Some of you may be familiar with the story of William Sloane Coffin, the pastor of Riverside Church in New York City, whose son Alex was killed in a car accident back in 1960. Ten days after the tragedy, Coffin preached a sermon that touched on his experiences, and got to the heart of our conversation today:
For some reason, nothing so infuriates me as the incapacity of seemingly intelligent people to get it through their heads that God doesn't go around this world with…fingers on triggers…fists around knives…hands on steering wheels. God is dead set against all unnatural deaths. And Christ spent an inordinate amount of time delivering people from paralysis, insanity, leprosy, and muteness…The one thing that should never be said when someone dies is "It is the will of God." Never do we know enough to say that. My own consolation lies in knowing that it was not the will of God that Alex die; [but] that when the waves closed over the sinking car, God's heart was the first of all our hearts to break.

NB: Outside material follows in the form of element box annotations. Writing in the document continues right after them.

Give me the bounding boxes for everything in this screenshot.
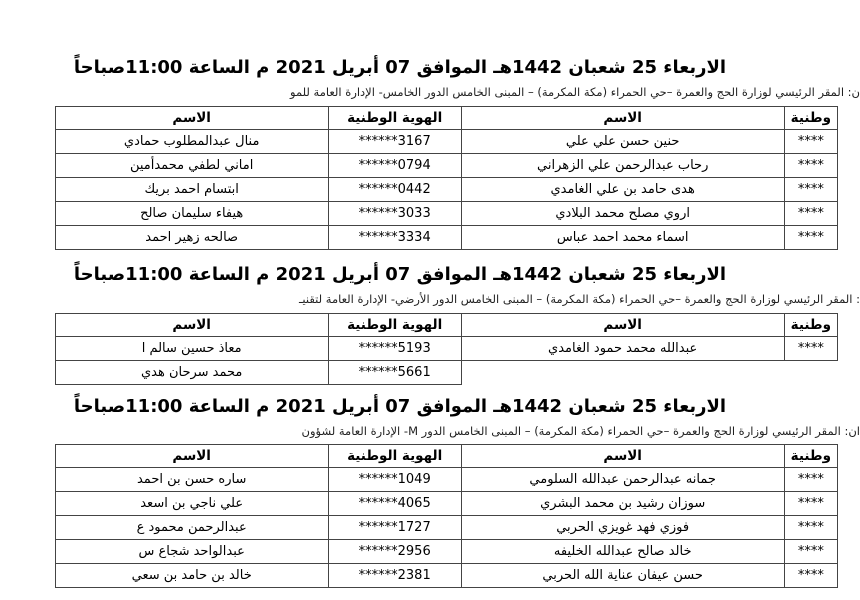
table-row [55, 337, 837, 361]
cell-name-2: خالد بن حامد بن سعي [55, 564, 328, 588]
cell-national-id: 5193****** [328, 337, 461, 361]
section-1-title: الاربعاء 25 شعبان 1442هـ الموافق 07 أبريل 2021 م الساعة 11:00صباحاً [73, 57, 727, 78]
cell-name: سوزان رشيد بن محمد البشري [461, 492, 784, 516]
cell-id-partial: **** [784, 516, 837, 540]
cell-national-id: 0442****** [328, 178, 461, 202]
section-3-subtitle: ان: المقر الرئيسي لوزارة الحج والعمرة –حي الحمراء (مكة المكرمة) – المبنى الخامس الدور M- الإدارة العامة لشؤون [301, 424, 860, 438]
header-national-id: الهوية الوطنية [328, 107, 461, 130]
cell-national-id: 3167****** [328, 130, 461, 154]
cell-name [461, 361, 784, 385]
cell-name-2: عبدالرحمن محمود ع [55, 516, 328, 540]
cell-name-2: اماني لطفي محمدأمين [55, 154, 328, 178]
section-2-subtitle: : المقر الرئيسي لوزارة الحج والعمرة –حي الحمراء (مكة المكرمة) – المبنى الخامس الدور الأرضي- الإدارة العامة لتقنيـ [299, 292, 860, 306]
cell-name: هدى حامد بن علي الغامدي [461, 178, 784, 202]
cell-national-id: 3334****** [328, 226, 461, 250]
cell-id-partial [784, 361, 837, 385]
cell-name: جمانه عبدالرحمن عبدالله السلومي [461, 468, 784, 492]
cell-id-partial: **** [784, 468, 837, 492]
table-row [55, 154, 837, 178]
table-row [55, 361, 837, 385]
header-name: الاسم [461, 445, 784, 468]
cell-national-id: 3033****** [328, 202, 461, 226]
table-row [55, 468, 837, 492]
header-id-partial: وطنية [784, 314, 837, 337]
table-header-row [55, 314, 837, 337]
cell-national-id: 4065****** [328, 492, 461, 516]
cell-name-2: ابتسام احمد بريك [55, 178, 328, 202]
cell-name: فوزي فهد غويزي الحربي [461, 516, 784, 540]
cell-name-2: هيفاء سليمان صالح [55, 202, 328, 226]
cell-id-partial: **** [784, 178, 837, 202]
table-row [55, 202, 837, 226]
cell-name: اسماء محمد احمد عباس [461, 226, 784, 250]
table-row [55, 130, 837, 154]
cell-name-2: صالحه زهير احمد [55, 226, 328, 250]
table-header-row [55, 445, 837, 468]
cell-name-2: معاذ حسين سالم ا [55, 337, 328, 361]
cell-national-id: 1049****** [328, 468, 461, 492]
header-name-2: الاسم [55, 107, 328, 130]
section-2-title: الاربعاء 25 شعبان 1442هـ الموافق 07 أبريل 2021 م الساعة 11:00صباحاً [73, 264, 727, 285]
cell-name: رحاب عبدالرحمن علي الزهراني [461, 154, 784, 178]
header-name: الاسم [461, 314, 784, 337]
section-3-title: الاربعاء 25 شعبان 1442هـ الموافق 07 أبريل 2021 م الساعة 11:00صباحاً [73, 396, 727, 417]
header-national-id: الهوية الوطنية [328, 445, 461, 468]
table-row [55, 492, 837, 516]
cell-name-2: ساره حسن بن احمد [55, 468, 328, 492]
cell-id-partial: **** [784, 226, 837, 250]
section-2-table [55, 313, 838, 385]
table-row [55, 564, 837, 588]
cell-id-partial: **** [784, 130, 837, 154]
cell-national-id: 2956****** [328, 540, 461, 564]
cell-name: اروي مصلح محمد البلادي [461, 202, 784, 226]
cell-name: حسن عيفان عناية الله الحربي [461, 564, 784, 588]
cell-name: خالد صالح عبدالله الخليفه [461, 540, 784, 564]
header-national-id: الهوية الوطنية [328, 314, 461, 337]
cell-id-partial: **** [784, 202, 837, 226]
table-row [55, 226, 837, 250]
cell-name: عبدالله محمد حمود الغامدي [461, 337, 784, 361]
cell-national-id: 2381****** [328, 564, 461, 588]
cell-name-2: علي ناجي بن اسعد [55, 492, 328, 516]
cell-id-partial: **** [784, 337, 837, 361]
table-row [55, 516, 837, 540]
cell-id-partial: **** [784, 492, 837, 516]
cell-name: حنين حسن علي علي [461, 130, 784, 154]
cell-national-id: 5661****** [328, 361, 461, 385]
header-id-partial: وطنية [784, 445, 837, 468]
header-name-2: الاسم [55, 445, 328, 468]
table-row [55, 178, 837, 202]
cell-id-partial: **** [784, 540, 837, 564]
cell-name-2: محمد سرحان هدي [55, 361, 328, 385]
header-id-partial: وطنية [784, 107, 837, 130]
header-name: الاسم [461, 107, 784, 130]
section-1-table [55, 106, 838, 250]
cell-id-partial: **** [784, 564, 837, 588]
section-1-subtitle: ن: المقر الرئيسي لوزارة الحج والعمرة –حي الحمراء (مكة المكرمة) – المبنى الخامس الدور الخامس- الإدارة العامة للمو [290, 85, 860, 99]
table-row [55, 540, 837, 564]
cell-national-id: 1727****** [328, 516, 461, 540]
section-3-table [55, 444, 838, 588]
table-header-row [55, 107, 837, 130]
cell-national-id: 0794****** [328, 154, 461, 178]
header-name-2: الاسم [55, 314, 328, 337]
cell-id-partial: **** [784, 154, 837, 178]
cell-name-2: عبدالواحد شجاع س [55, 540, 328, 564]
cell-name-2: منال عبدالمطلوب حمادي [55, 130, 328, 154]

It’s my conviction that God has given us freedom. And in that freedom, we can celebrate God’s good gifts in joy and compassion; and we are also free think that we are the creators of our own destinies. But God has not abandoned this world, nor left us to our own devices. God desires to be our constant guide and companion; and God – God alone – is capable of transforming the horrific into wellsprings of grace.
It is this transformation that is at work in the phrase we look at today, being delivered from evil. Whatever its Greek or Hebrew origins, evil is that which is opposed to God. And because God’s very being is about creation and re-creation, evil is those things that are about destruction. Death, untimely death, illness, war, destitution, humiliation, all of these things are evil, because they exist in order to destroy. And they are, fundamentally, contrary to God’s desires. After all, we are called to be builders, not destroyers, of God’s kingdom.
God’s deliverance from evil does not mean that bad things won’t happen to us. That’s the reality of living in a world that is both broken and beloved. As a wise friend once said, “Being a Christian doesn’t put a ‘keep off the grass’ sign on your yard.” What it does mean is that God is able to take what others intend for destruction and convert them into creation. Think of the art that has come out of tragedy, or the commitments to justice that have come out of injustice.
Friends, this is the whole essence of our story, that good news we proclaim, that cross that stands at the center of our worship week in and week out. The God whom we worship can even take death – a brutal, cruel, torturous death – and make it the starting point not just of life, but of resurrection, the very defeat of death!
One final thought to leave with you today: when we lift up prays for deliverance from evil, we never do so in isolation. It may be accidental that the text says “us”, but I don’t think so. We do not face evil alone, nor do we implore God’s deliverance from it alone. We do so as God’s people, as God’s beloved, as sisters and brothers who are knit together as intimately as the parts of the body are joined to one another. If one of us is in agony, we all agonize; if one of us celebrates, we all get to go to the party.